How to Leash-train Your Dog

Attaching a leash to a dog is a way to control the dog by restraining it. Dogs also recognize this instinctively, and will try to resist your attempts. You may find it extremely difficult to leash-train your dog if it happens to be one of the very active breeds. But you will have success if you follow the ‘slow and steady’ method.

Leash-training should be undertaken as early as possible because it is easier with a puppy than with a grown dog. Make sure the puppy is in good spirits when the leash is introduced for the first time. It shouldn’t perceive it as a bad thing. It shouldn’t come to associate it with punishment. Feeding time is a good time. Just attach the leash quickly and leave it on.

The puppy will be surprised by this new development if it is his first experience. It will try to get rid of it by biting and pulling at the leash or it may show its displeasure by whining and jumping about. If the puppy has had previous experience with leashing, and if it had been a bad experience, it may even react violently. Give some treat to pacify it.

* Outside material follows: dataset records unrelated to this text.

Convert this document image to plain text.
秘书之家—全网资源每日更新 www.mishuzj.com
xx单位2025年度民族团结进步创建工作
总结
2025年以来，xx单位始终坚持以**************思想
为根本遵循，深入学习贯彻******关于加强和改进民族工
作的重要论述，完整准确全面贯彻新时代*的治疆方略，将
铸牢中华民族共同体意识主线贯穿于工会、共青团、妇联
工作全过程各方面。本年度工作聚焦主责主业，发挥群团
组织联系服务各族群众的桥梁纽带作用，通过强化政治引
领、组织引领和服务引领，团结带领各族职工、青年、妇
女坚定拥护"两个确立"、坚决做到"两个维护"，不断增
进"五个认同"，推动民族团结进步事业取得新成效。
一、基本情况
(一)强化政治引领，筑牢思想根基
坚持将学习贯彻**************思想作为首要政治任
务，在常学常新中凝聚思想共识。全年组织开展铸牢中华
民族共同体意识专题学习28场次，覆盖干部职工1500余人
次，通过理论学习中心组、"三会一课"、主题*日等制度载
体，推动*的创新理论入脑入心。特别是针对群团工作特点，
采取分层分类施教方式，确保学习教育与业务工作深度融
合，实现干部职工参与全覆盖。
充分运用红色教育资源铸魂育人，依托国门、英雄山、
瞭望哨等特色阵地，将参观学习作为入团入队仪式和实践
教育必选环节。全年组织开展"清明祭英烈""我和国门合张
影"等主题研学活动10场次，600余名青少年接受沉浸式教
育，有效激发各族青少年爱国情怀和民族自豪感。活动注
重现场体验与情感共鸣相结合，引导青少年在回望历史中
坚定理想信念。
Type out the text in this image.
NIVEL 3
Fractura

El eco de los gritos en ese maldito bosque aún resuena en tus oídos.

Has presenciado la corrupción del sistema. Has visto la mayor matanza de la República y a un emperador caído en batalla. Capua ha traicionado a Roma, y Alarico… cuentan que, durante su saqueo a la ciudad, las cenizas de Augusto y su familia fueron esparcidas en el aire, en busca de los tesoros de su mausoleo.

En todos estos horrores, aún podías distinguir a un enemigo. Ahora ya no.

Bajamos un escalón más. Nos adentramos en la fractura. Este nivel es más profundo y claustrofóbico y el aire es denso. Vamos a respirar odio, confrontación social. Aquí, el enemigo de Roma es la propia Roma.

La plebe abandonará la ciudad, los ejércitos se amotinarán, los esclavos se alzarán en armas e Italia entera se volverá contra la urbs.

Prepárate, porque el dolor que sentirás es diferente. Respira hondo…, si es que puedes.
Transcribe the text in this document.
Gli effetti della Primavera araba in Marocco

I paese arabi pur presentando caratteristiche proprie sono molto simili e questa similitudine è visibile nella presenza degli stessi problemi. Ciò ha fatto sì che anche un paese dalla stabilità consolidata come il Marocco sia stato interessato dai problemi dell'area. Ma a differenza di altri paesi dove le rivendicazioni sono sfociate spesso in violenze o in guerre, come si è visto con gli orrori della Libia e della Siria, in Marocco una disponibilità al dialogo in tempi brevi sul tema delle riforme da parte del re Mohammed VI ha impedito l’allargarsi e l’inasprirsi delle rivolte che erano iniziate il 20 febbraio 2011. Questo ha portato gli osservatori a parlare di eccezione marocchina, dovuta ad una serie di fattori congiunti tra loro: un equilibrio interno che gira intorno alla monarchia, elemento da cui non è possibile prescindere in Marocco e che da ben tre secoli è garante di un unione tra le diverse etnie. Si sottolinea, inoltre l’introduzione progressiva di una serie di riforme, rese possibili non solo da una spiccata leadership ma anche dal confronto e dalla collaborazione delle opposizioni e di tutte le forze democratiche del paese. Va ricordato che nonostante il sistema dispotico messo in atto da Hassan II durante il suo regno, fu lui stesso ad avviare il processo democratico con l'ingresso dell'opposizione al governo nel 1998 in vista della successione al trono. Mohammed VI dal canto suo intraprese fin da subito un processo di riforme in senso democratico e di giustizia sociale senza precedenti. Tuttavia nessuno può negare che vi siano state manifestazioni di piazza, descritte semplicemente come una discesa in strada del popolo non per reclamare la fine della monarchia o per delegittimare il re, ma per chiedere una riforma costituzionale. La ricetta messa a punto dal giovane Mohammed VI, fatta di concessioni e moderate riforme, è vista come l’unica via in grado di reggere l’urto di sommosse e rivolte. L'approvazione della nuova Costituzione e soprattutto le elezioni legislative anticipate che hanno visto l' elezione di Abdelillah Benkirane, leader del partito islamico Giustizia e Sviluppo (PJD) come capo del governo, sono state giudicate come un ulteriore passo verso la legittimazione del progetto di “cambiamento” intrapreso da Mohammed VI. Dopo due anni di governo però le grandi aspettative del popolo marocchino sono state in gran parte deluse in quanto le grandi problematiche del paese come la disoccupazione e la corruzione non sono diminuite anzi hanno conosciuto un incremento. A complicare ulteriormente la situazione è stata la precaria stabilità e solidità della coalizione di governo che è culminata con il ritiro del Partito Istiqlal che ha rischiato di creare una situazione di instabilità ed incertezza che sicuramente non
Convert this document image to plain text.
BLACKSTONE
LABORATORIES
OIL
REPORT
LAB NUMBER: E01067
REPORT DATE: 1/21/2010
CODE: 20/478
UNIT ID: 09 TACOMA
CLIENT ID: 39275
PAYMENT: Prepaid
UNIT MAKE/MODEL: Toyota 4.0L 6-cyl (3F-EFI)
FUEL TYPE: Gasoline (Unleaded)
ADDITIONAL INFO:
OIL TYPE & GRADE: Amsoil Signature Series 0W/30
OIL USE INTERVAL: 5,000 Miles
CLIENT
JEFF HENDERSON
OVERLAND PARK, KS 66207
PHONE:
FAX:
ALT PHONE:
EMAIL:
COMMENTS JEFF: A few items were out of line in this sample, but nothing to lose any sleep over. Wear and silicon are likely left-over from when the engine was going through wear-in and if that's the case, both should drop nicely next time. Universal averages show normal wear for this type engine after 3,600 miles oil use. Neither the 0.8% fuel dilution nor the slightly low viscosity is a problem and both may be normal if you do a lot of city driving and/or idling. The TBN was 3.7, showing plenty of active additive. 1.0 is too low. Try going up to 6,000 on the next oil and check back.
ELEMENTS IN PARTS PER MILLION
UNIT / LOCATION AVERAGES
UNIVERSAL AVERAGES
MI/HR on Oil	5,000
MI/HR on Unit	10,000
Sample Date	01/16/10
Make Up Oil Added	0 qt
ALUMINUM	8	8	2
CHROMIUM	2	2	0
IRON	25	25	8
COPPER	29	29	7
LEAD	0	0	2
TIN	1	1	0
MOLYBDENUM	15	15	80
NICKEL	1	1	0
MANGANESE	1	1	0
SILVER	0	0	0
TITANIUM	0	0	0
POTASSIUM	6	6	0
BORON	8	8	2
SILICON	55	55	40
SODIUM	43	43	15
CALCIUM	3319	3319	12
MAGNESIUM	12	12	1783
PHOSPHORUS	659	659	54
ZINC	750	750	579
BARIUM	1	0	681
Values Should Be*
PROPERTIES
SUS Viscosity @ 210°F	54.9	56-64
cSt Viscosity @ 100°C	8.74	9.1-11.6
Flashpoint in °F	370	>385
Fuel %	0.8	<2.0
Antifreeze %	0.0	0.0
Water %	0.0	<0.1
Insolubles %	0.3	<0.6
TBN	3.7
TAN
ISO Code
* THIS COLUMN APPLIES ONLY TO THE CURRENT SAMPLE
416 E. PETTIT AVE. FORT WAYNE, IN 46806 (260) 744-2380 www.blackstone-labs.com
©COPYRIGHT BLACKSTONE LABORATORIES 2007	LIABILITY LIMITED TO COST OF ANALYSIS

Do not handle the leash after you attach it. Just make sure the collar is sufficiently loose and the leash is light enough for a puppy. After a while, if the puppy is comfortable with walking around with the leash, you can let it out in the yard. Reward him with a treat whenever he comes to you at your command, but do not attempt to take hold of the leash. Even when the puppy is going towards a forbidden area, you should only try to distract him by picking him up and putting him elsewhere. This can continue for a few days.

Once the puppy is comfortable with walking around in the yard with the leash attached, you can take hold of the other end and follow the puppy wherever it goes. There should not be any tension on the leash. If the puppy tries to lead you in an undesirable direction, you can gently tug at the leash. The pup will be confused initially, but when you do it repeatedly, it will get the message. It may show some defiance by pulling at the leash, but you have to be firm with him. Do not scold him or use undue force to pull him. Be gentle, but do not give in to the dog’s will.

Once you establish some control over the dog and his leash, you can try taking short walks with him outside the property. Keep some treats handy to let him know when he is walking at the right pace. You should not be pulling the dog unnecessarily and he should not pull at the leash too hard. When a proper rhythm is achieved, you can take longer walks. In the beginning, avoid routes that offer too much excitement such as meeting with other dogs.

Soon you will achieve a fair amount of control over the dog, while the dog learns to recognize your intentions from the way you handle the leash. This new understanding between you two will be a great boost to your companionship.